The merger, valued at KRW1.8 trillion (approximately USD1.35 billion), entails Korean Air acquiring a 63.9% stake in Asiana Airlines, with plans to integrate Asiana’s operations into its own. The success of this deal hinged on obtaining antitrust approval across 14 key markets where Korean Air operates, including Japan. The JFTC’s approval signals a significant vote of confidence in the merger’s compliance with competitive standards and practices in one of these essential markets.

As part of its commitment to maintaining competitive balance, Korean Air has agreed to relinquish slots on seven specific routes should any competitors express interest in them. These routes include several key connections between Seoul Incheon and various Japanese destinations such as Osaka Kansai, Sapporo Chitose, Nagoya Chubu, and Fukuoka, as well as international routes from Batumi to Osaka, Sapporo, and Fukuoka. This concession addresses initial concerns raised by the JFTC regarding competition on 12 city pairs, which were subsequently narrowed down to seven.

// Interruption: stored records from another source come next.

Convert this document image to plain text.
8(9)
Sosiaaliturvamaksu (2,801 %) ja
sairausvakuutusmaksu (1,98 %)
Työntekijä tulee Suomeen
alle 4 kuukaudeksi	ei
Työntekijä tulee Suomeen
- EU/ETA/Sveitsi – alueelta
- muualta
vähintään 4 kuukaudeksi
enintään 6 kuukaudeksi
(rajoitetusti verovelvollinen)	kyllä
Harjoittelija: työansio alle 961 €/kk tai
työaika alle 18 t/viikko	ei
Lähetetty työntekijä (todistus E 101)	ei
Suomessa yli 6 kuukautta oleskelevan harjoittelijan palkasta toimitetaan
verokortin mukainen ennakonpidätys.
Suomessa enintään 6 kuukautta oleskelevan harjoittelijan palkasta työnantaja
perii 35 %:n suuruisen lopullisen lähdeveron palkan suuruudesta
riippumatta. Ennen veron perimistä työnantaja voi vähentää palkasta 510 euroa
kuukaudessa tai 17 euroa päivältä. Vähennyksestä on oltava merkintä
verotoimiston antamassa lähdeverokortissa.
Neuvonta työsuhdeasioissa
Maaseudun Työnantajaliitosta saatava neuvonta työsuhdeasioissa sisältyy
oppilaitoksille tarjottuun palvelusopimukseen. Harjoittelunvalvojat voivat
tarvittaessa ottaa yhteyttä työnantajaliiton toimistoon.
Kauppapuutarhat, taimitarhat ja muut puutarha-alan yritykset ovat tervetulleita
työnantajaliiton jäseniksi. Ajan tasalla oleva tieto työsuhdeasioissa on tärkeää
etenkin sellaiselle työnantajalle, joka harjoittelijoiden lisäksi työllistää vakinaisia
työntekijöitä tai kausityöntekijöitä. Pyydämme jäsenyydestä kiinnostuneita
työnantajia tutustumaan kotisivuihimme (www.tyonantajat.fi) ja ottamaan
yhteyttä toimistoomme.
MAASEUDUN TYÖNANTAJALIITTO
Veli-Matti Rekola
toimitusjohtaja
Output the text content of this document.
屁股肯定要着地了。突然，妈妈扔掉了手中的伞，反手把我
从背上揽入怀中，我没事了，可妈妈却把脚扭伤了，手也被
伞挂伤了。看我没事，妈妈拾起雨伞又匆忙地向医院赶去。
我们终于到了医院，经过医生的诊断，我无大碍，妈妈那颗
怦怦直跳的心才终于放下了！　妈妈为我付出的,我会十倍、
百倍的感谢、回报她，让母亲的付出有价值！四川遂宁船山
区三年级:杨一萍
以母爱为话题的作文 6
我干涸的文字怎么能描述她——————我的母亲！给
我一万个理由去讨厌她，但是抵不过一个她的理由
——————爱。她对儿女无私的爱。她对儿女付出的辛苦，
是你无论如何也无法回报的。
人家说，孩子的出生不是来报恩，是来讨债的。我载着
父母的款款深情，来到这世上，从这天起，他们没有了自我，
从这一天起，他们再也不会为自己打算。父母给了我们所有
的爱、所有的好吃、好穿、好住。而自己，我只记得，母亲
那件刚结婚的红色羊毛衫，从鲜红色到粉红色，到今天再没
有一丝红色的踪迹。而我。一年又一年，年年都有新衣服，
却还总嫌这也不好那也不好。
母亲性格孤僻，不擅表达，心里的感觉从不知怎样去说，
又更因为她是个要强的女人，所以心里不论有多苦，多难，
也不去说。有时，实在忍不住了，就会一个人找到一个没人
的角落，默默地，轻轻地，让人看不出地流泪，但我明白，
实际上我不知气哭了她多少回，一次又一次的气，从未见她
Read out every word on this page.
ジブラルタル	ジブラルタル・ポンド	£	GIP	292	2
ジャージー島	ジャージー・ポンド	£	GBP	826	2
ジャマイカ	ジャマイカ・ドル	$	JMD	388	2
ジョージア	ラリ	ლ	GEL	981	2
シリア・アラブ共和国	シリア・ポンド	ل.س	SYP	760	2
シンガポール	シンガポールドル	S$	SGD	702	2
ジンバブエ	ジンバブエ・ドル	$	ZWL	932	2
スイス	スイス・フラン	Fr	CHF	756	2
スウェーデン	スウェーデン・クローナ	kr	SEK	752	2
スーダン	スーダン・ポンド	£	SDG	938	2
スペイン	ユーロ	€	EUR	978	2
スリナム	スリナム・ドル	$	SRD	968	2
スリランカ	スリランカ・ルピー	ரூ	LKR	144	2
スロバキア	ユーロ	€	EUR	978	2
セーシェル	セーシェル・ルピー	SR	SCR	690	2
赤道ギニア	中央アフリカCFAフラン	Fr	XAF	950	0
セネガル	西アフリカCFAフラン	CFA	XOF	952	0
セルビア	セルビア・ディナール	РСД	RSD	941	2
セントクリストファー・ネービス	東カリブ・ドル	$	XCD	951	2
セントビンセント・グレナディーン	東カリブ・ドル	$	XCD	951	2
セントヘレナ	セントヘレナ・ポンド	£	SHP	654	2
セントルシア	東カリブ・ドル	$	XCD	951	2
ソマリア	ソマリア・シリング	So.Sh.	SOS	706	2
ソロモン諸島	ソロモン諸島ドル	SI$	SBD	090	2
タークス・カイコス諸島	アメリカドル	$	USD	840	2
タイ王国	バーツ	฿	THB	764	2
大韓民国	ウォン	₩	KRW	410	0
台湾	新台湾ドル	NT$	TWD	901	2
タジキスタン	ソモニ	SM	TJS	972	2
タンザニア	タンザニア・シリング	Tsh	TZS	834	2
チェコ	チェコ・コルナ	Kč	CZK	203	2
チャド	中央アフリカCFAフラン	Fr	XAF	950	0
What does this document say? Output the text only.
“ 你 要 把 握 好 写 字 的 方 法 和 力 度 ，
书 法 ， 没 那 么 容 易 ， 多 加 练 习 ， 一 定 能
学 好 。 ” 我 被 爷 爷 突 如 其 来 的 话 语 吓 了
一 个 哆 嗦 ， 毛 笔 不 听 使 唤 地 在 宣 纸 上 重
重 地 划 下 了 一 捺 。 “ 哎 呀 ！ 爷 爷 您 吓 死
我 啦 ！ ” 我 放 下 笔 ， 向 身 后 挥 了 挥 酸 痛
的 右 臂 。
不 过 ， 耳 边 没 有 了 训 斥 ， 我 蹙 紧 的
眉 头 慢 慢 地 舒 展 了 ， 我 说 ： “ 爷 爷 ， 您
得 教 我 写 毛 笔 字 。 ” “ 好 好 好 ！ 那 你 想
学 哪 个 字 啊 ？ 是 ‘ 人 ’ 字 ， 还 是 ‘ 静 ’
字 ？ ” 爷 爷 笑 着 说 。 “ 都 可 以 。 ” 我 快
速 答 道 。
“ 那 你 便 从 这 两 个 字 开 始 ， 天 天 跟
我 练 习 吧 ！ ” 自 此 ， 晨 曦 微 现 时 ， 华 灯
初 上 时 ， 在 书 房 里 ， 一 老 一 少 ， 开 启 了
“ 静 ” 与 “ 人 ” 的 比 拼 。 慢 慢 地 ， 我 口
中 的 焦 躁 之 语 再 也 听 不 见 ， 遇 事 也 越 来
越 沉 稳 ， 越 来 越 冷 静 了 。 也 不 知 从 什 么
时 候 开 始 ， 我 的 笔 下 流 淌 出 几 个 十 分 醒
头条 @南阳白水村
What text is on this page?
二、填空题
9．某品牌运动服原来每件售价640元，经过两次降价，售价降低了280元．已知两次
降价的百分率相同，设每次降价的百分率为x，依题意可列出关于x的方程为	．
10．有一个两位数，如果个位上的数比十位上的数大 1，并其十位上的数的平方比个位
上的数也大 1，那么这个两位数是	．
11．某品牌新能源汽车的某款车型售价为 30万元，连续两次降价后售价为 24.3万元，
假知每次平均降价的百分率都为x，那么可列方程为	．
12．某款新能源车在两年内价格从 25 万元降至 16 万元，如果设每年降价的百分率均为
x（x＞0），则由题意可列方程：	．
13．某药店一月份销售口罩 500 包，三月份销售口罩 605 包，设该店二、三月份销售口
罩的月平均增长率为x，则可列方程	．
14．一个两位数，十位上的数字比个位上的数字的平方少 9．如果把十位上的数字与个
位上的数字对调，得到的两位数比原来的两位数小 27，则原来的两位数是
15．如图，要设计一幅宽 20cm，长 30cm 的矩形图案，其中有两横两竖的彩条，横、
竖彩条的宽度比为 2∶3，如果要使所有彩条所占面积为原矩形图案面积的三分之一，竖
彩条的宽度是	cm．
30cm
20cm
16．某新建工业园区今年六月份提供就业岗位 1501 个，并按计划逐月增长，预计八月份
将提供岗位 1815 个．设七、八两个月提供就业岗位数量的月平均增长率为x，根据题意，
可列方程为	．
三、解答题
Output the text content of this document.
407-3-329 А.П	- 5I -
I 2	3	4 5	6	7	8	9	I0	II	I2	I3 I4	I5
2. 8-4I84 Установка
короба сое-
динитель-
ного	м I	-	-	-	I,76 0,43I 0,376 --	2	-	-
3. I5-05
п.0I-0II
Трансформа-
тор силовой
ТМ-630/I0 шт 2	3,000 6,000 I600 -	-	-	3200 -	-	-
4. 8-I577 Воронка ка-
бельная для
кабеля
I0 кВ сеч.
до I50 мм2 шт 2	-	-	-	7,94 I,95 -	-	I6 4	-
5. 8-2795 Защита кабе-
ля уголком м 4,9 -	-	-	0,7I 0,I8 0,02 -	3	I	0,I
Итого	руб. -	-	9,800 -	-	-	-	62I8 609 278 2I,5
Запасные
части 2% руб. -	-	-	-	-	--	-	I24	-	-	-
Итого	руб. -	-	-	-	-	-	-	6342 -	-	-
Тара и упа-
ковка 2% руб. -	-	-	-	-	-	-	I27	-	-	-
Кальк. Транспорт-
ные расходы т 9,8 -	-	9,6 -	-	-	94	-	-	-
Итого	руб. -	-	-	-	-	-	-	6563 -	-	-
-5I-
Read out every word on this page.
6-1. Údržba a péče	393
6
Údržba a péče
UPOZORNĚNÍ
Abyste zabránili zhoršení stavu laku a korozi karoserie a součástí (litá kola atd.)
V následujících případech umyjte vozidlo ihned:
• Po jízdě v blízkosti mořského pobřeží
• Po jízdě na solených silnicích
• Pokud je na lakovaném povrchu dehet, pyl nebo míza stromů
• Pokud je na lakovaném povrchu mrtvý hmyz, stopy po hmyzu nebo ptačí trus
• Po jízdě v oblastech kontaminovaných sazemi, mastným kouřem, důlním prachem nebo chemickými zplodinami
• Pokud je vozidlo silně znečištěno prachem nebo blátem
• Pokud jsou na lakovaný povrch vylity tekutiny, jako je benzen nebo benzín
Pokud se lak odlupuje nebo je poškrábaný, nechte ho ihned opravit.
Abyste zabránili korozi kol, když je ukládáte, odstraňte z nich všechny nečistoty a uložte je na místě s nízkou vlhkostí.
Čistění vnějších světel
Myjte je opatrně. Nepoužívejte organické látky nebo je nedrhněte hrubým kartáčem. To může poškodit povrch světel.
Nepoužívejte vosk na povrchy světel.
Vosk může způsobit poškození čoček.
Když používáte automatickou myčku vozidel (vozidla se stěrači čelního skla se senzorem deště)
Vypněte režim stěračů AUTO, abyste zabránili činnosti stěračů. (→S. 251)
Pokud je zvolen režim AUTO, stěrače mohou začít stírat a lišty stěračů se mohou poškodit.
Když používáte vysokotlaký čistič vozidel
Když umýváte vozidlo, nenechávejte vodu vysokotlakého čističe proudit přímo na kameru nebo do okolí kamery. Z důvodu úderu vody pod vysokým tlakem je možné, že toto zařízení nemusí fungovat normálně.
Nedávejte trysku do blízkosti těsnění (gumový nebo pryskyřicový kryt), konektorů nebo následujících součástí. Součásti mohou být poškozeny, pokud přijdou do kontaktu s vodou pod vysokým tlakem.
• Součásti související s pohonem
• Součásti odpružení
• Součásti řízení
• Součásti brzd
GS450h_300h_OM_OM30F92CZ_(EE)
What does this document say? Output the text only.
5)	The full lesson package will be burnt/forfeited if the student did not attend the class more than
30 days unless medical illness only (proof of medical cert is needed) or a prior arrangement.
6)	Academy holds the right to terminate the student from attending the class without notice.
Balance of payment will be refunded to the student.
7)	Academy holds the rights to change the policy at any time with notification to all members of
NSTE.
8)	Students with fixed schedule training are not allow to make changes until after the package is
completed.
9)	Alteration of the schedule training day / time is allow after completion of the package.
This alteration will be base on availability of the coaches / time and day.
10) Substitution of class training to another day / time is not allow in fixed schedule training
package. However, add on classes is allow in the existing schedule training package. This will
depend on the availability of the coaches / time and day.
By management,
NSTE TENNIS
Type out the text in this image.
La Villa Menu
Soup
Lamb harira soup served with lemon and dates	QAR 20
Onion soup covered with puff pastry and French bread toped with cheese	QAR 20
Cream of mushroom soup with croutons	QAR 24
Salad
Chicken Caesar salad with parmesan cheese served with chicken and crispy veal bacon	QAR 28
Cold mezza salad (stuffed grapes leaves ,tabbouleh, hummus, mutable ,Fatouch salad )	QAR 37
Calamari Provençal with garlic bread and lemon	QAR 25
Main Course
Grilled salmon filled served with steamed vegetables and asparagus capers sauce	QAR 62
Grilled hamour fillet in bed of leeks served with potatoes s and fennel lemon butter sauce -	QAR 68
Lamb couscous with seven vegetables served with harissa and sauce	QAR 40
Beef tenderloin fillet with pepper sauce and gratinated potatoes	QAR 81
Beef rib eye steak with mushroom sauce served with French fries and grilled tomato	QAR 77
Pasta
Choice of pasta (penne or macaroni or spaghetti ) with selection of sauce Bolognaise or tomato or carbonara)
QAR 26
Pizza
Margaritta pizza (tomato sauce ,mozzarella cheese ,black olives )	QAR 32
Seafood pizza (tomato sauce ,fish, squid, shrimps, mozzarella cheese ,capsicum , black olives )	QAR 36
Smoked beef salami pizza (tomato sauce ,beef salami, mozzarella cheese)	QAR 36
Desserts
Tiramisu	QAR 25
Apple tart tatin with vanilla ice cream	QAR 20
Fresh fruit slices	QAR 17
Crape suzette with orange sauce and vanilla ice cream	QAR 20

Furthermore, the merger’s impact on the Korea-Japan cargo network was a point of contention, leading to Korean Air’s decision to divest Asiana’s cargo business. This move aims to alleviate competition concerns, with the JFTC specifically requesting that Korean Air enter into a cargo block space agreement on selected routes from Japan to Korea. The divestiture of Asiana’s cargo division is contingent upon approval from all remaining competition authorities and will be implemented following Asiana Airlines’ official incorporation into Korean Air.

In its statement, the JFTC clarified that the merger does not pose a substantial risk of stifling competition within any specific trade fields, thereby endorsing the transaction’s compliance with Japanese antitrust laws.

Looking ahead, Korean Air remains optimistic about securing approval from the European Commission in the coming weeks, following significant concessions agreed upon by both Korean Air and Asiana. However, the merger faces a more challenging review process in the United States, where authorities may demand additional adjustments to the airlines’ networks and operational strategies.

This merger’s progression through various international regulatory landscapes underscores the complex interplay between ambitious corporate strategies and the imperative to preserve competitive market dynamics. As the aviation industry closely monitors these developments, the Korean Air-Asiana merger stands as a testament to the intricate process of navigating global antitrust approvals.